In reply, Eona moved through the first series of steps, nearly slicing through the butter bright hair, but the man moved faster than she would have thought possible.
“Look,” he said, holding up his hands. “I have an ailing mother I need to get back to, perhaps--” He ducked as she lunged forward, her twin blades whistling through the air in a deadly arc.
As her body fell into the familiar rythym of the fighting stances, his voice faded from her consciousness. All she could hear, could feel, was the warm scarlet power of the Mirror Dragon. One by one as her swords wove patterns of the past and future through the air, always just a fraction of a breath short of ridding her of the threat the man posed, the dragons appeared. Purple joined the silver, followed by the brown, the copper, the blue, and orange. Pink and gray shimmered into existence, followed by the green and ebony. A moment later the ivory glimmered at her left.
Eona smiled at the pale face of her fears. He might be after the folio, but she would stop him. What could one lone man do against the force of a dragoneye and twelve dragons?
A moment later she stumbled as the air around her seemed to shatter like glass. The dragons cringed and wavered although they didn’t disappear completely. The man stood before her, his face creased in an apologetic smile. She glared up at him, trying to make sense of what had happened. He held no weapon in his hands, only a strange bowl-shaped stringed instrument.
Taking in a deep, cleansing breath, she moved back into position.

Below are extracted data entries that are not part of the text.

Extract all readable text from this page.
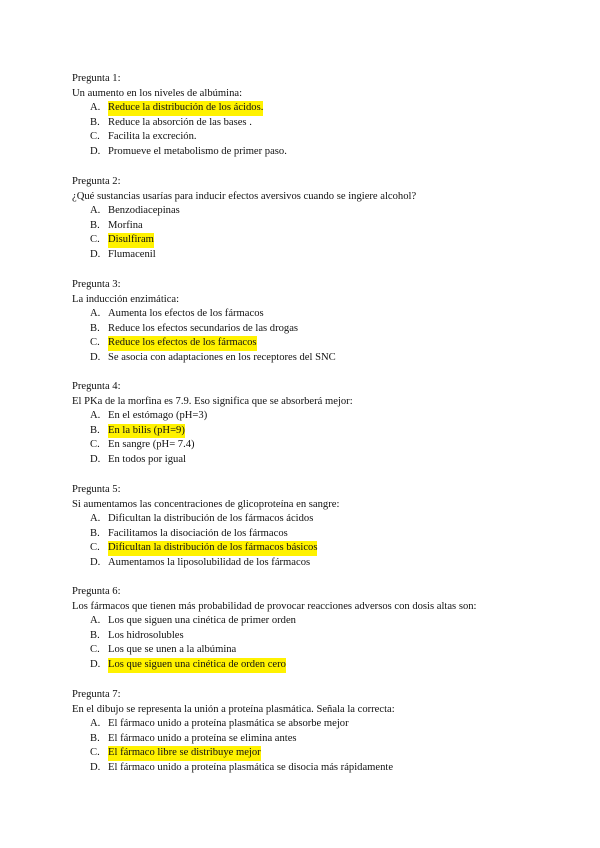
Pregunta 1:
Un aumento en los niveles de albúmina:
A. Reduce la distribución de los ácidos.
B. Reduce la absorción de las bases .
C. Facilita la excreción.
D. Promueve el metabolismo de primer paso.
Pregunta 2:
¿Qué sustancias usarías para inducir efectos aversivos cuando se ingiere alcohol?
A. Benzodiacepinas
B. Morfina
C. Disulfiram
D. Flumacenil
Pregunta 3:
La inducción enzimática:
A. Aumenta los efectos de los fármacos
B. Reduce los efectos secundarios de las drogas
C. Reduce los efectos de los fármacos
D. Se asocia con adaptaciones en los receptores del SNC
Pregunta 4:
El PKa de la morfina es 7.9. Eso significa que se absorberá mejor:
A. En el estómago (pH=3)
B. En la bilis (pH=9)
C. En sangre (pH= 7.4)
D. En todos por igual
Pregunta 5:
Si aumentamos las concentraciones de glicoproteína en sangre:
A. Dificultan la distribución de los fármacos ácidos
B. Facilitamos la disociación de los fármacos
C. Dificultan la distribución de los fármacos básicos
D. Aumentamos la liposolubilidad de los fármacos
Pregunta 6:
Los fármacos que tienen más probabilidad de provocar reacciones adversos con dosis altas son:
A. Los que siguen una cinética de primer orden
B. Los hidrosolubles
C. Los que se unen a la albúmina
D. Los que siguen una cinética de orden cero
Pregunta 7:
En el dibujo se representa la unión a proteína plasmática. Señala la correcta:
A. El fármaco unido a proteína plasmática se absorbe mejor
B. El fármaco unido a proteína se elimina antes
C. El fármaco libre se distribuye mejor
D. El fármaco unido a proteína plasmática se disocia más rápidamente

“Really, we can resolve this without all the sword swinging,” he said, his glassy eyes locked on hers. “Someone might get hurt otherwise.”
She gritted her teeth. “If you leave now, you won’t get hurt.”

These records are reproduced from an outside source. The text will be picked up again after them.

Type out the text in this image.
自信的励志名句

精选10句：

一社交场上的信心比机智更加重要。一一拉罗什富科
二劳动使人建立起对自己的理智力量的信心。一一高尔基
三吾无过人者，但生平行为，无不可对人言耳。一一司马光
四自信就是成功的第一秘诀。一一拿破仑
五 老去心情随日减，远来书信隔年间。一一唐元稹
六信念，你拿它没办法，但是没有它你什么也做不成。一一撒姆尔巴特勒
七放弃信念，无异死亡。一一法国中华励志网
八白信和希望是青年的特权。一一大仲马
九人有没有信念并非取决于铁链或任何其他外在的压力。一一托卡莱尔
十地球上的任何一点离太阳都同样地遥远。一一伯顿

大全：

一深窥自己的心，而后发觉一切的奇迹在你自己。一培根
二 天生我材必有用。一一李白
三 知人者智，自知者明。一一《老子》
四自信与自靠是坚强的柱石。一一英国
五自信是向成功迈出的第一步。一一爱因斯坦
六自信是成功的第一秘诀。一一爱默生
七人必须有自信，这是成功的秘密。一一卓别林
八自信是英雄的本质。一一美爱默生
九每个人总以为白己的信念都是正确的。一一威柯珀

He nodded as though pondering what she’d said. “You don’t by chance have any . . . aunts, do you?” Was it her imagination or did he look a little afraid?

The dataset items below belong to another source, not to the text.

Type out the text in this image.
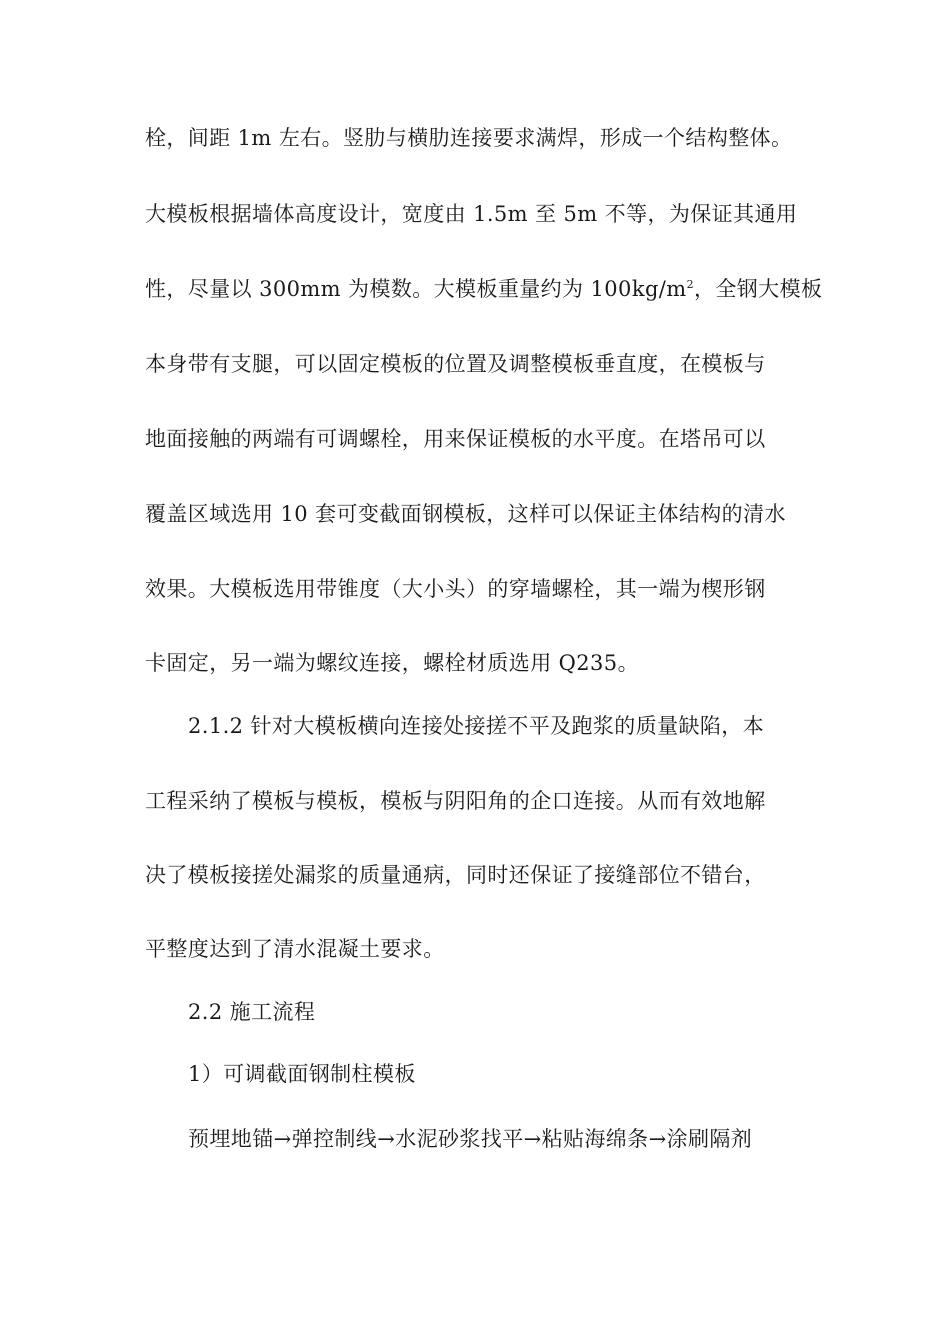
栓，间距 1m 左右。竖肋与横肋连接要求满焊，形成一个结构整体。
大模板根据墙体高度设计，宽度由 1.5m 至 5m 不等，为保证其通用
性，尽量以 300mm 为模数。大模板重量约为 $100kg/m^2$，全钢大模板
本身带有支腿，可以固定模板的位置及调整模板垂直度，在模板与
地面接触的两端有可调螺栓，用来保证模板的水平度。在塔吊可以
覆盖区域选用 10 套可变截面钢模板，这样可以保证主体结构的清水
效果。大模板选用带锥度（大小头）的穿墙螺栓，其一端为楔形钢
卡固定，另一端为螺纹连接，螺栓材质选用 Q235。
2.1.2 针对大模板横向连接处接搓不平及跑浆的质量缺陷，本
工程采纳了模板与模板，模板与阴阳角的企口连接。从而有效地解
决了模板接搓处漏浆的质量通病，同时还保证了接缝部位不错台，
平整度达到了清水混凝土要求。
2.2 施工流程
1）可调截面钢制柱模板
预埋地锚→弹控制线→水泥砂浆找平→粘贴海绵条→涂刷隔剂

She ignored him, angrily shaking her head clear of the fog wrapped around it.
“Right,” he said.
Her attention arrowed toward him like the blade of an assassin, but he simply strummed the instrument, caressing a sound out of it like that of a cat caught under the wheels of a cart. The dragons all put their paws to their ears, and her dragon gave her a look of reproach. But that was the last time she had to focus on the dragons, because at that moment the man opened his mouth and began to sing.
Dropping her swords as though they’d burned her, she shoved her hands against her ears and glared at him. But regardless of the fact that even the dragon power couldn’t do more than slightly dampen the horrible screeching and out of tune cawing coming from his mouth, he watched her with a lazy look of contentment on his face.
And just when she thought her eardrums couldn’t take anymore, he reached a crescendo several octaves out of his range. He held the note and she watched with despair as one by one the dragon’s blinked out. Then he shut his mouth and dropped his hands.
Crying out as she lunged forward, Eona grabbed the hilts of her swords, determined to slay the dangerous menace standing before her. She looked with disbelief at the shards of her blades still resting on the ground in front of her.
Howl grinned and leaned forward. “Now, about that rather interesting piece of magic you have wrapped around your arm . . .”
Predicted winner: Howl
Howl Jenkins is from Diana Wynne Jones' Howl's Moving Castle and Eona is from Alison Goodman's Eon: Dragoneye Reborn.